Anderson believes the people who achieve the most success are those who push themselves past their limits. It’s about doing what needs to be done even if it’s easier to quit. Instead of focusing on a reward, sometimes it’s about finding grit to get better. When Anderson started competing in barbecue competitions, the prizes were $10, $25 cash prizes, and if he was lucky, a little plastic trophy. All that mattered to him was having fun and testing his mettle against the best in the best. Now barbecuing is almost its own sport, according to Anderson, and his place in it has changed. First he made a barbecue empire; now he wants to make a barbecue home.
At his restaurants, Anderson works to teach his employees the same work ethic that brought him his success. Customers aren’t the only ones Anderson cares about; he wants his employees to grow with him, too. Jimmie’s Old Southern is not only about providing its employees a consistent future but also about being a stepping stone to help them develop their skills.
To Anderson, having it too easy can mean you become complacent, and he doesn’t want his employees to limit themselves. He provides a rigorous leadership program that actually does not make the employees feel good about themselves. Instead, it makes them realize how much they can accomplish when they don’t give up, whether the pressure is coming from their personal life or in the form of a hectic day on the job. With Jimmie’s Old Southern, hectic days do happen, but it’s usually because of a good reason—say, a packed restaurant and a waiting list full of eager customers. After all, on opening day in Edina, Jimmie’s Old Southern line stretched down the street, and even now, when the crowds are particularly hungry, the line goes out the door.

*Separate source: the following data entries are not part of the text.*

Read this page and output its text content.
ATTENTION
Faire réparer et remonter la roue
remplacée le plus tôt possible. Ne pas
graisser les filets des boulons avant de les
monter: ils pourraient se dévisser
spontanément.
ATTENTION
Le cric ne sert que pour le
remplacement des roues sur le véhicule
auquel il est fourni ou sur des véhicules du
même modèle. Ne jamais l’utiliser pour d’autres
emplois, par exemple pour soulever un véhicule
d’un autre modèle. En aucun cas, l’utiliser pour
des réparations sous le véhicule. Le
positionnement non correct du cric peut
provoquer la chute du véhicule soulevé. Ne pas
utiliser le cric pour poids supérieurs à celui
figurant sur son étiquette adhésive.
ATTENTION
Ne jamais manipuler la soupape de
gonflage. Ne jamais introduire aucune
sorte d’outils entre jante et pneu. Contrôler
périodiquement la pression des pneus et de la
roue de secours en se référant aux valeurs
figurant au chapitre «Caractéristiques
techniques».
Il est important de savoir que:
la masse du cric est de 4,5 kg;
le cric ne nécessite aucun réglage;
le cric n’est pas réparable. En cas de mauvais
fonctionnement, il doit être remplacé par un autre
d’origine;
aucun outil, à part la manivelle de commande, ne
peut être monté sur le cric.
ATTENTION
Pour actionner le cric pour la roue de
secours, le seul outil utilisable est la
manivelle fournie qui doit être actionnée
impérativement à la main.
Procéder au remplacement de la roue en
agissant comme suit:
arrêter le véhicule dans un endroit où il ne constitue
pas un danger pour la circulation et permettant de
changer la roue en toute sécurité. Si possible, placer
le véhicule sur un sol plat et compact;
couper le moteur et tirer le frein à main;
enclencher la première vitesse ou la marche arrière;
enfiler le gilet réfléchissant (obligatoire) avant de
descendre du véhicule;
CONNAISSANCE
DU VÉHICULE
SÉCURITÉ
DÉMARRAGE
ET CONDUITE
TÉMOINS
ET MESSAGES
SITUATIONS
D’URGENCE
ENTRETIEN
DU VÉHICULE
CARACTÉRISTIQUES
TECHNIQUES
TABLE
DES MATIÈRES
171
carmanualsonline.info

With that kind of demand, Anderson pushes himself and his team, and that—his vision and leadership—is his recipe for success, even more than his award winning barbecue sauces. So really, it’s not much of a surprise “Famous Dave” Anderson might be up all hours of the night working on another recipe. It’s not a surprise he cares so much about the details that go into sourcing the best ingredients for his barbecue meals. It’s not a surprise he cares about not only his customers but his employees and his community. Anderson dreams big, and with Jimmie’s Old Southern, he’s gone all in on making his dream come to life.
“While Famous Dave’s was my life’s dream, I think Jimmie’s Old Southern is the evolution of my life’s passion,” Anderson said. “When Famous Dave’s was first coming to the Twin Cities, there were only three barbecue restaurants. Today, there’s over 50, and they’re still popping up. If we do what we do well; it’s like one [drop] in the ocean. All the ships rise.”